We went to "Bodies: The Exhibition" today in downtown Seattle. It's a controversial exhibit because it features actual dissected and skinned human bodies from China, and the bodies were unclaimed, not actually donated to science. That said, it's absolutely fascinating.

Most interesting to me:

--The blackened, horrible lungs of a smoker next to clean lungs. They actually put a box next to the smoker's lungs and asked people to consider throwing their cigarettes away, and it was about a quarter full.
--The uterus with an IUD in it
--The teratoma, complete with hair and teeth
--The skeleton holding hands with its own musculature

There was also a room of miscarried fetuses at various stages of development, some with birth defects. They offers an exit right before this room if you didn't want to go in there. I'm thinking that both pro-lifers and pro-choicers would find a way to use that room to their own advantage--the pro-lifers could point to the ones that look like babies, and the pro-choicers could point to the ones that look like just tissue.

2 comments:

Anonymous said...

I saw Body Worlds 2 in Cleveland last year. Intriguing and icky. I liked the one of the nerves, which I think looked like a bunch of strings draped over a skeleton.

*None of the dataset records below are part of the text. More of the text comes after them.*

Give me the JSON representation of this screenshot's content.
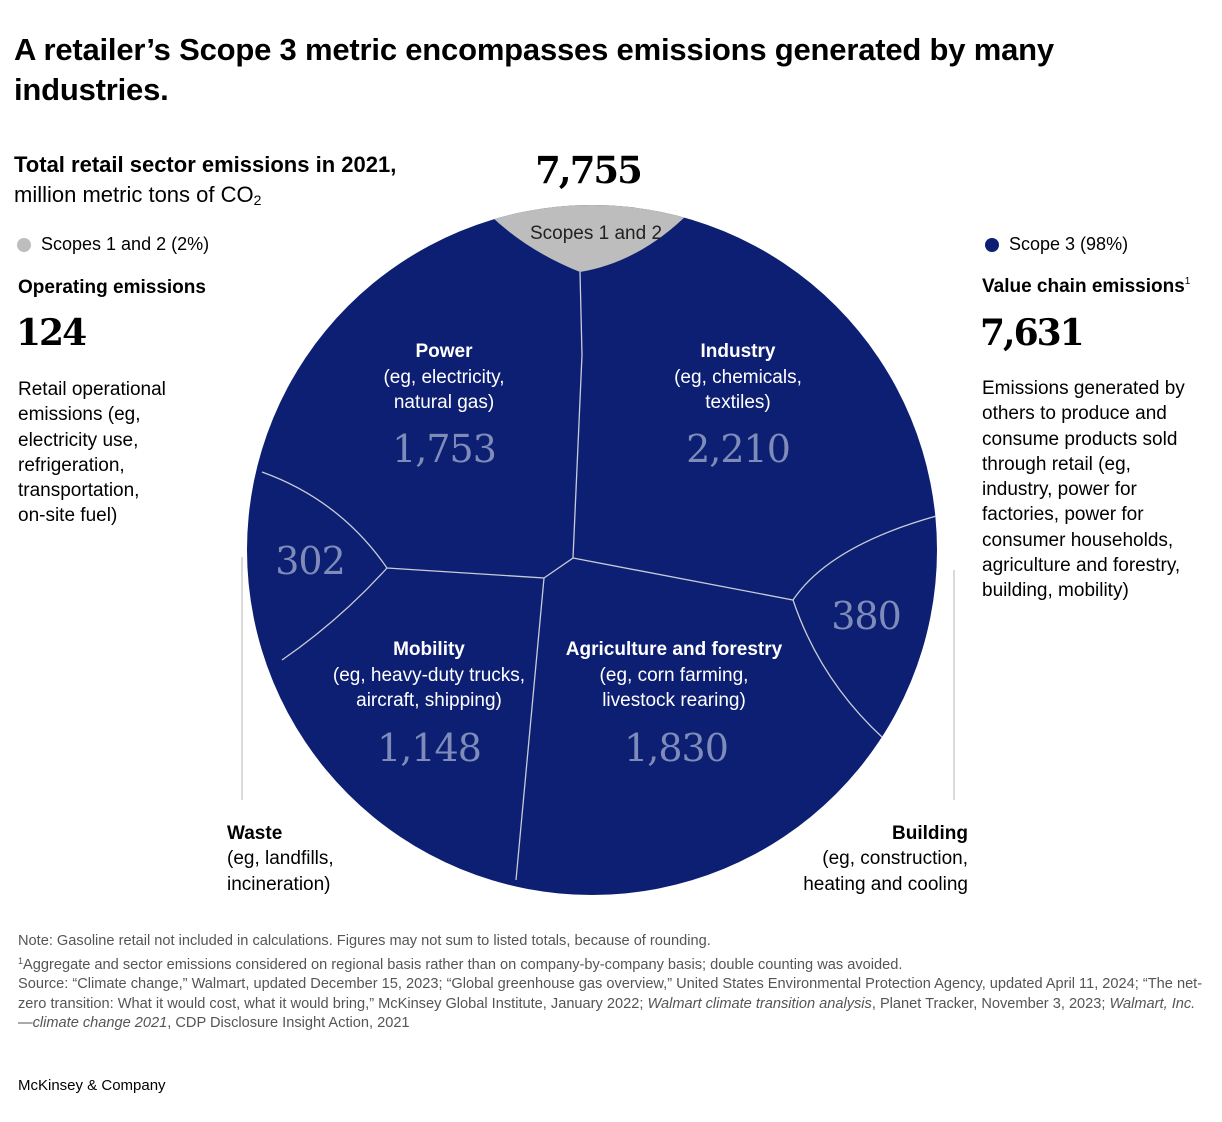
{
  "title": "A retailer’s Scope 3 metric encompasses emissions generated by many industries.",
  "subtitle": {
    "bold": "Total retail sector emissions in 2021,",
    "rest": " million metric tons of CO",
    "sub": "2"
  },
  "colors": {
    "scope3": "#0d1f73",
    "scope12": "#bdbdbd",
    "value_text": "#7f8cba",
    "divider": "#c8ccd8"
  },
  "left_panel": {
    "legend": "Scopes 1 and 2 (2%)",
    "heading": "Operating emissions",
    "value": "124",
    "description": [
      "Retail operational",
      "emissions (eg,",
      "electricity use,",
      "refrigeration,",
      "transportation,",
      "on-site fuel)"
    ]
  },
  "right_panel": {
    "legend": "Scope 3 (98%)",
    "heading": "Value chain emissions",
    "heading_note": "1",
    "value": "7,631",
    "description": [
      "Emissions generated by",
      "others to produce and",
      "consume products sold",
      "through retail (eg,",
      "industry, power for",
      "factories, power for",
      "consumer households,",
      "agriculture and forestry,",
      "building, mobility)"
    ]
  },
  "chart_data": {
    "type": "voronoi-treemap",
    "total": "7,755",
    "unit": "million metric tons of CO2",
    "segments": [
      {
        "name": "Scopes 1 and 2",
        "value": 124,
        "label": "",
        "scope": "Scopes 1 and 2"
      },
      {
        "name": "Power",
        "desc": [
          "(eg, electricity,",
          "natural gas)"
        ],
        "value": 1753,
        "label": "1,753",
        "scope": "Scope 3"
      },
      {
        "name": "Industry",
        "desc": [
          "(eg, chemicals,",
          "textiles)"
        ],
        "value": 2210,
        "label": "2,210",
        "scope": "Scope 3"
      },
      {
        "name": "Waste",
        "desc": [
          "(eg, landfills,",
          "incineration)"
        ],
        "value": 302,
        "label": "302",
        "scope": "Scope 3"
      },
      {
        "name": "Mobility",
        "desc": [
          "(eg, heavy-duty trucks,",
          "aircraft, shipping)"
        ],
        "value": 1148,
        "label": "1,148",
        "scope": "Scope 3"
      },
      {
        "name": "Agriculture and forestry",
        "desc": [
          "(eg, corn farming,",
          "livestock rearing)"
        ],
        "value": 1830,
        "label": "1,830",
        "scope": "Scope 3"
      },
      {
        "name": "Building",
        "desc": [
          "(eg, construction,",
          "heating and cooling"
        ],
        "value": 380,
        "label": "380",
        "scope": "Scope 3"
      }
    ]
  },
  "notes": {
    "note": "Note: Gasoline retail not included in calculations. Figures may not sum to listed totals, because of rounding.",
    "footnote_mark": "1",
    "footnote": "Aggregate and sector emissions considered on regional basis rather than on company-by-company basis; double counting was avoided.",
    "source_1": "Source: “Climate change,” Walmart, updated December 15, 2023; “Global greenhouse gas overview,” United States Environmental Protection Agency, updated April 11, 2024; “The net-zero transition: What it would cost, what it would bring,” McKinsey Global Institute, January 2022; ",
    "source_italic_1": "Walmart climate transition analysis",
    "source_2": ", Planet Tracker, November 3, 2023; ",
    "source_italic_2": "Walmart, Inc.—climate change 2021",
    "source_3": ", CDP Disclosure Insight Action, 2021"
  },
  "brand": "McKinsey & Company"
}
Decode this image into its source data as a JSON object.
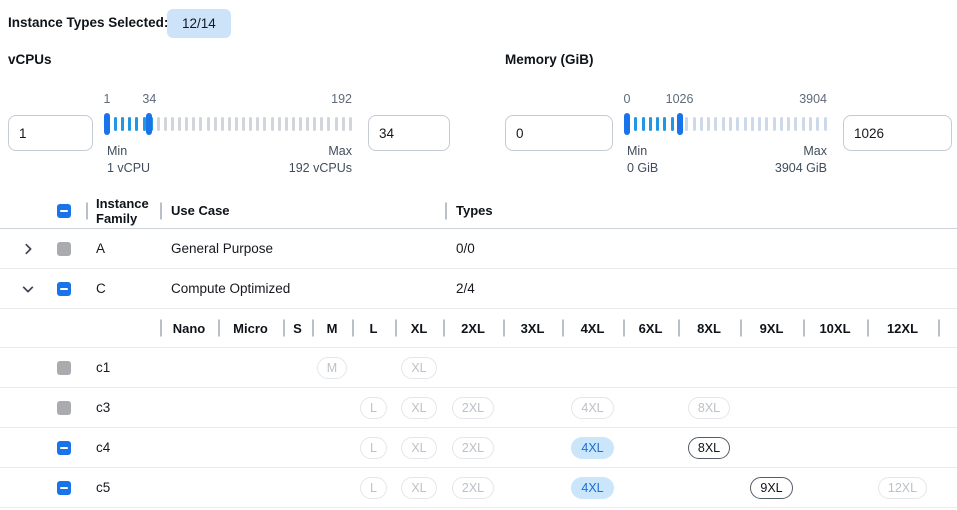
{
  "page": {
    "title_label": "Instance Types Selected:",
    "selected_badge": "12/14"
  },
  "filters": {
    "vcpus": {
      "label": "vCPUs",
      "from_value": "1",
      "to_value": "34",
      "slider": {
        "range_min": 1,
        "range_max": 192,
        "lower": 1,
        "upper": 34,
        "lower_label": "1",
        "upper_label": "34",
        "max_label": "192",
        "min_title": "Min",
        "min_caption": "1 vCPU",
        "max_title": "Max",
        "max_caption": "192 vCPUs"
      }
    },
    "memory": {
      "label": "Memory (GiB)",
      "from_value": "0",
      "to_value": "1026",
      "slider": {
        "range_min": 0,
        "range_max": 3904,
        "lower": 0,
        "upper": 1026,
        "lower_label": "0",
        "upper_label": "1026",
        "max_label": "3904",
        "min_title": "Min",
        "min_caption": "0 GiB",
        "max_title": "Max",
        "max_caption": "3904 GiB"
      }
    }
  },
  "table": {
    "headers": {
      "family": "Instance Family",
      "use_case": "Use Case",
      "types": "Types"
    },
    "size_columns": [
      "Nano",
      "Micro",
      "S",
      "M",
      "L",
      "XL",
      "2XL",
      "3XL",
      "4XL",
      "6XL",
      "8XL",
      "9XL",
      "10XL",
      "12XL"
    ],
    "family_rows": [
      {
        "expander": "collapsed",
        "checkbox": "disabled",
        "family": "A",
        "use_case": "General Purpose",
        "types": "0/0"
      },
      {
        "expander": "expanded",
        "checkbox": "indeterminate",
        "family": "C",
        "use_case": "Compute Optimized",
        "types": "2/4"
      }
    ],
    "instance_rows": [
      {
        "checkbox": "disabled",
        "name": "c1",
        "sizes": [
          {
            "size": "M",
            "state": "disabled"
          },
          {
            "size": "XL",
            "state": "disabled"
          }
        ]
      },
      {
        "checkbox": "disabled",
        "name": "c3",
        "sizes": [
          {
            "size": "L",
            "state": "disabled"
          },
          {
            "size": "XL",
            "state": "disabled"
          },
          {
            "size": "2XL",
            "state": "disabled"
          },
          {
            "size": "4XL",
            "state": "disabled"
          },
          {
            "size": "8XL",
            "state": "disabled"
          }
        ]
      },
      {
        "checkbox": "indeterminate",
        "name": "c4",
        "sizes": [
          {
            "size": "L",
            "state": "disabled"
          },
          {
            "size": "XL",
            "state": "disabled"
          },
          {
            "size": "2XL",
            "state": "disabled"
          },
          {
            "size": "4XL",
            "state": "selected"
          },
          {
            "size": "8XL",
            "state": "enabled"
          }
        ]
      },
      {
        "checkbox": "indeterminate",
        "name": "c5",
        "sizes": [
          {
            "size": "L",
            "state": "disabled"
          },
          {
            "size": "XL",
            "state": "disabled"
          },
          {
            "size": "2XL",
            "state": "disabled"
          },
          {
            "size": "4XL",
            "state": "selected"
          },
          {
            "size": "9XL",
            "state": "enabled"
          },
          {
            "size": "12XL",
            "state": "disabled"
          }
        ]
      }
    ]
  },
  "colors": {
    "accent_blue": "#1874e8",
    "badge_bg": "#cce3f9",
    "slider_active_tick": "#2196e3",
    "pill_selected_bg": "#cbe5fb",
    "pill_selected_text": "#1a6fd4",
    "disabled_checkbox_gray": "#a9abae"
  }
}
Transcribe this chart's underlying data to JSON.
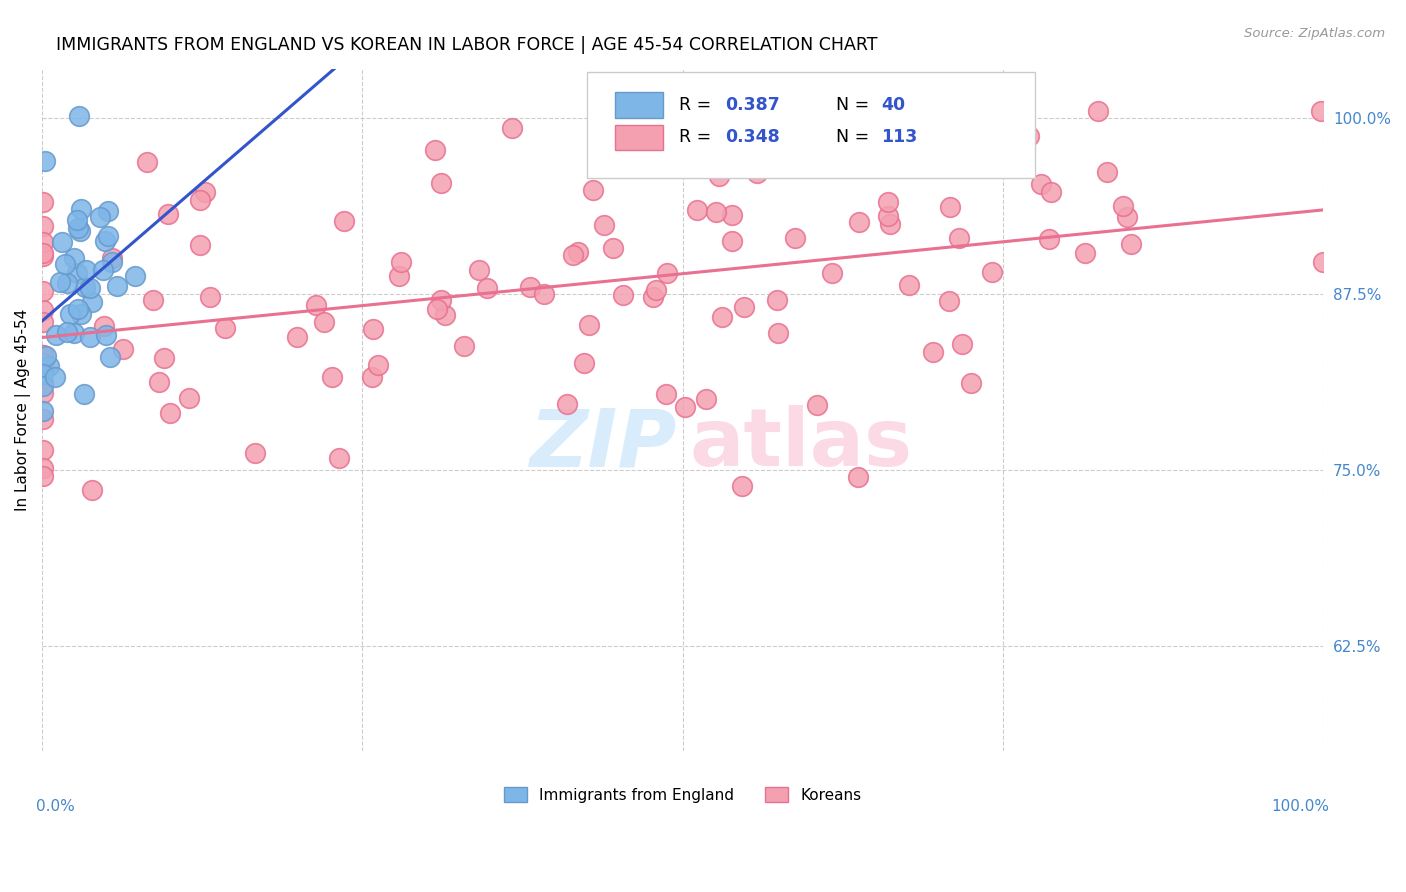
{
  "title": "IMMIGRANTS FROM ENGLAND VS KOREAN IN LABOR FORCE | AGE 45-54 CORRELATION CHART",
  "source": "Source: ZipAtlas.com",
  "ylabel": "In Labor Force | Age 45-54",
  "ytick_labels": [
    "62.5%",
    "75.0%",
    "87.5%",
    "100.0%"
  ],
  "ytick_values": [
    0.625,
    0.75,
    0.875,
    1.0
  ],
  "xlim": [
    0.0,
    1.0
  ],
  "ylim": [
    0.55,
    1.035
  ],
  "england_color": "#7EB6E8",
  "england_edge_color": "#6699CC",
  "korean_color": "#F4A0B0",
  "korean_edge_color": "#E87090",
  "england_line_color": "#3355CC",
  "korean_line_color": "#E87090",
  "england_R": "0.387",
  "england_N": "40",
  "korean_R": "0.348",
  "korean_N": "113",
  "legend_text_color": "#3355CC",
  "right_axis_color": "#4488CC"
}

I also made this photo my desktop wallpaper for a few weeks afterwards—which totally squicked out everyone else at work. Heh.

Anna's Mommy said...

Hi! I just attended Body Worlds exhibit in St Paul at the Science Museum. Our exhibit did not have a teratoma, but it did have a woman who was about 8 months pregnant at the time of her death and both her body and the baby's were on view. Very, very sad.

There were no protesters that I ever heard of at this exhibit, though a local columnist in the Strib went on and on about the exhibit "glorifying death" which I didn't agree with at all. I felt more alive after this exhibit, more humble about my body, more thankful for my health and to be alive and hopefully on my way to an uneventful death. I thought it was all very respectful.

One thing that was weird for me is that I went to the exhibit at about 10-11 p.m., which somehow seemed fitting. Right before the exhibit ended the hours were extended to go around the clock and those hours were indeed sold out. I think it would have been surreal to go to this exhibit and then into the light of the day. Just a thought.